Membership to a nation-state and how it can be passed on to the subsequent generation of “eligible citizens” have been highly-contested issues throughout history. During the time when Nepal promulgated its constitution in 2015, the citizenship provision generated much dissatisfaction and debates given its discriminatory nature, particularly against women. One of the widely publicized debates was that between lawmaker and former Deputy Prime Minister Bhim Rawal, who is in complete support of the current provisions, and two women’s rights activists, Sapana Pradhan Malla (former lawmaker) and Aruna Upreti who vehemently opposed the discriminatory provisions. This paper aims to further explore this debate through the use of discourse analysis, basing the analysis on the op-eds and television interviews by the two sides, where, while Malla and Upreti stress on equal rights to citizenship while Rawal keeps defending the current provisions stating that it is in the best interest of national security and sovereignty.

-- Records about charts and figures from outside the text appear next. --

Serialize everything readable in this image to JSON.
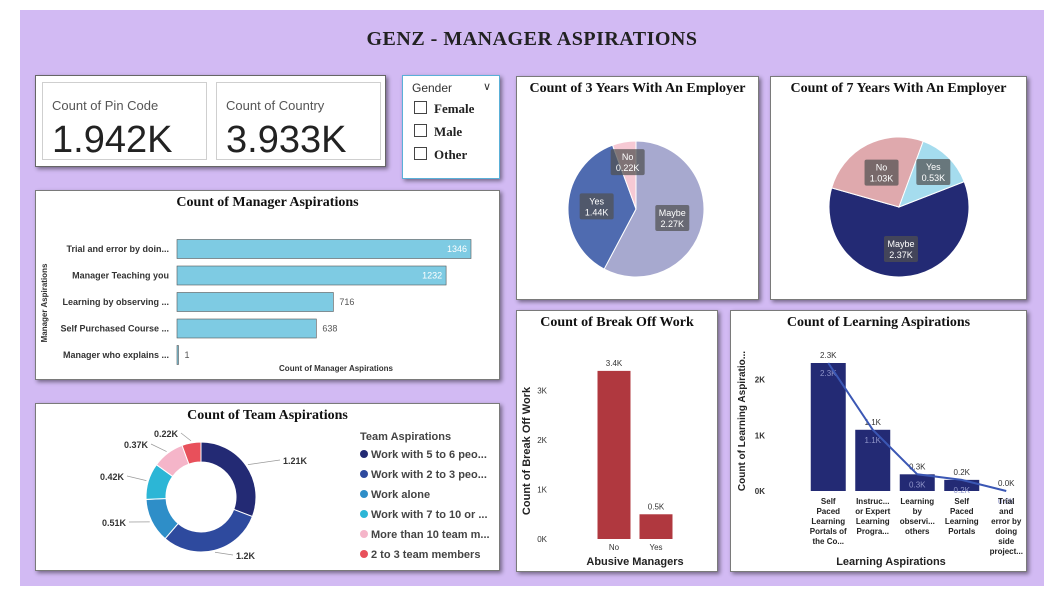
{
  "header": {
    "title": "GENZ  -  MANAGER  ASPIRATIONS"
  },
  "kpis": [
    {
      "label": "Count of Pin Code",
      "value": "1.942K"
    },
    {
      "label": "Count of Country",
      "value": "3.933K"
    }
  ],
  "slicer": {
    "title": "Gender",
    "options": [
      "Female",
      "Male",
      "Other"
    ]
  },
  "colors": {
    "canvas": "#d2baf3",
    "bar_light_blue": "#7ecbe3",
    "navy": "#232a74",
    "dark_red": "#b0383f",
    "trend_line": "#3b57b4"
  },
  "charts": {
    "manager_aspirations": {
      "title": "Count of Manager Aspirations",
      "ylabel": "Manager Aspirations",
      "xlabel": "Count of Manager Aspirations",
      "chart_data": {
        "type": "bar",
        "orientation": "horizontal",
        "categories": [
          "Trial and error by doin...",
          "Manager Teaching you",
          "Learning by observing ...",
          "Self Purchased Course ...",
          "Manager who explains ..."
        ],
        "values": [
          1346,
          1232,
          716,
          638,
          1
        ],
        "value_labels": [
          "1346",
          "1232",
          "716",
          "638",
          "1"
        ],
        "color": "#7ecbe3"
      }
    },
    "team_aspirations": {
      "title": "Count of Team Aspirations",
      "legend_title": "Team Aspirations",
      "chart_data": {
        "type": "pie",
        "style": "donut",
        "labels": [
          "Work with 5 to 6 peo...",
          "Work with 2 to 3 peo...",
          "Work alone",
          "Work with 7 to 10 or ...",
          "More than 10 team m...",
          "2 to 3 team members"
        ],
        "values": [
          1.21,
          1.2,
          0.51,
          0.42,
          0.37,
          0.22
        ],
        "value_labels": [
          "1.21K",
          "1.2K",
          "0.51K",
          "0.42K",
          "0.37K",
          "0.22K"
        ],
        "colors": [
          "#232a74",
          "#2e4a9e",
          "#2e8ec8",
          "#2cb6d6",
          "#f5b5c9",
          "#e8505b"
        ],
        "legend": "right"
      }
    },
    "three_years": {
      "title": "Count of 3 Years With An Employer",
      "chart_data": {
        "type": "pie",
        "labels": [
          "Maybe",
          "Yes",
          "No"
        ],
        "values": [
          2.27,
          1.44,
          0.22
        ],
        "value_labels": [
          "2.27K",
          "1.44K",
          "0.22K"
        ],
        "colors": [
          "#a7a9cf",
          "#4f6bb0",
          "#f6c9d4"
        ]
      }
    },
    "seven_years": {
      "title": "Count of 7 Years With An Employer",
      "chart_data": {
        "type": "pie",
        "labels": [
          "Maybe",
          "No",
          "Yes"
        ],
        "values": [
          2.37,
          1.03,
          0.53
        ],
        "value_labels": [
          "2.37K",
          "1.03K",
          "0.53K"
        ],
        "colors": [
          "#232a74",
          "#dfa9ad",
          "#a5dcee"
        ]
      }
    },
    "break_off_work": {
      "title": "Count of Break Off Work",
      "ylabel": "Count of Break Off Work",
      "xlabel": "Abusive Managers",
      "chart_data": {
        "type": "bar",
        "categories": [
          "No",
          "Yes"
        ],
        "values": [
          3.4,
          0.5
        ],
        "value_labels": [
          "3.4K",
          "0.5K"
        ],
        "yticks": [
          "0K",
          "1K",
          "2K",
          "3K"
        ],
        "ytick_values": [
          0,
          1,
          2,
          3
        ],
        "ylim": [
          0,
          3.6
        ],
        "color": "#b0383f"
      }
    },
    "learning_aspirations": {
      "title": "Count of Learning Aspirations",
      "ylabel": "Count of Learning Aspiratio...",
      "xlabel": "Learning Aspirations",
      "chart_data": {
        "type": "bar",
        "overlay": "line",
        "categories": [
          [
            "Self",
            "Paced",
            "Learning",
            "Portals of",
            "the Co..."
          ],
          [
            "Instruc...",
            "or Expert",
            "Learning",
            "Progra..."
          ],
          [
            "Learning",
            "by",
            "observi...",
            "others"
          ],
          [
            "Self",
            "Paced",
            "Learning",
            "Portals"
          ],
          [
            "Trial",
            "and",
            "error by",
            "doing",
            "side",
            "project..."
          ]
        ],
        "values": [
          2.3,
          1.1,
          0.3,
          0.2,
          0.0
        ],
        "bar_labels": [
          "2.3K",
          "1.1K",
          "0.3K",
          "0.2K",
          "0.0K"
        ],
        "line_labels": [
          "2.3K",
          "1.1K",
          "0.3K",
          "0.2K",
          "0.0K"
        ],
        "yticks": [
          "0K",
          "1K",
          "2K"
        ],
        "ytick_values": [
          0,
          1,
          2
        ],
        "ylim": [
          0,
          2.5
        ],
        "color": "#232a74",
        "line_color": "#3b57b4"
      }
    }
  }
}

The paper places this debate within the wider literature on gender and nation which contends that, historically, laws governing nation-states have largely been masculinist and have often served to marginalize women and delegitimize their agency. The new citizenship provision of the constitution deems that for an individual to be the citizens of Nepal, both the father and mother have to be Nepali citizens. This has been put forth instead of the “or” provision, which would have given independence to both the father and mother to pass on the citizenship. Concurring with Malla and Upreti, this paper argues that this replacement has established that the citizenship provision is gendered, guided by the heteronormative concepts of a family and has reinforced the patriarchal ideal of male domination in all spheres. Additionally, the paper also argues that the effects of the  citizenship provision in its current form is widespread, excluding not just women but also single parents and LGBTs too.

In the course of exploring both sides of the debate, this paper will elaborate upon the prime issues that have emerged, namely immigration, the “threats” imposed by the open border that Nepal shares with India, the tradition of cross-border marriages and the consequent marginalization brought about by the implementation of the citizenship clause.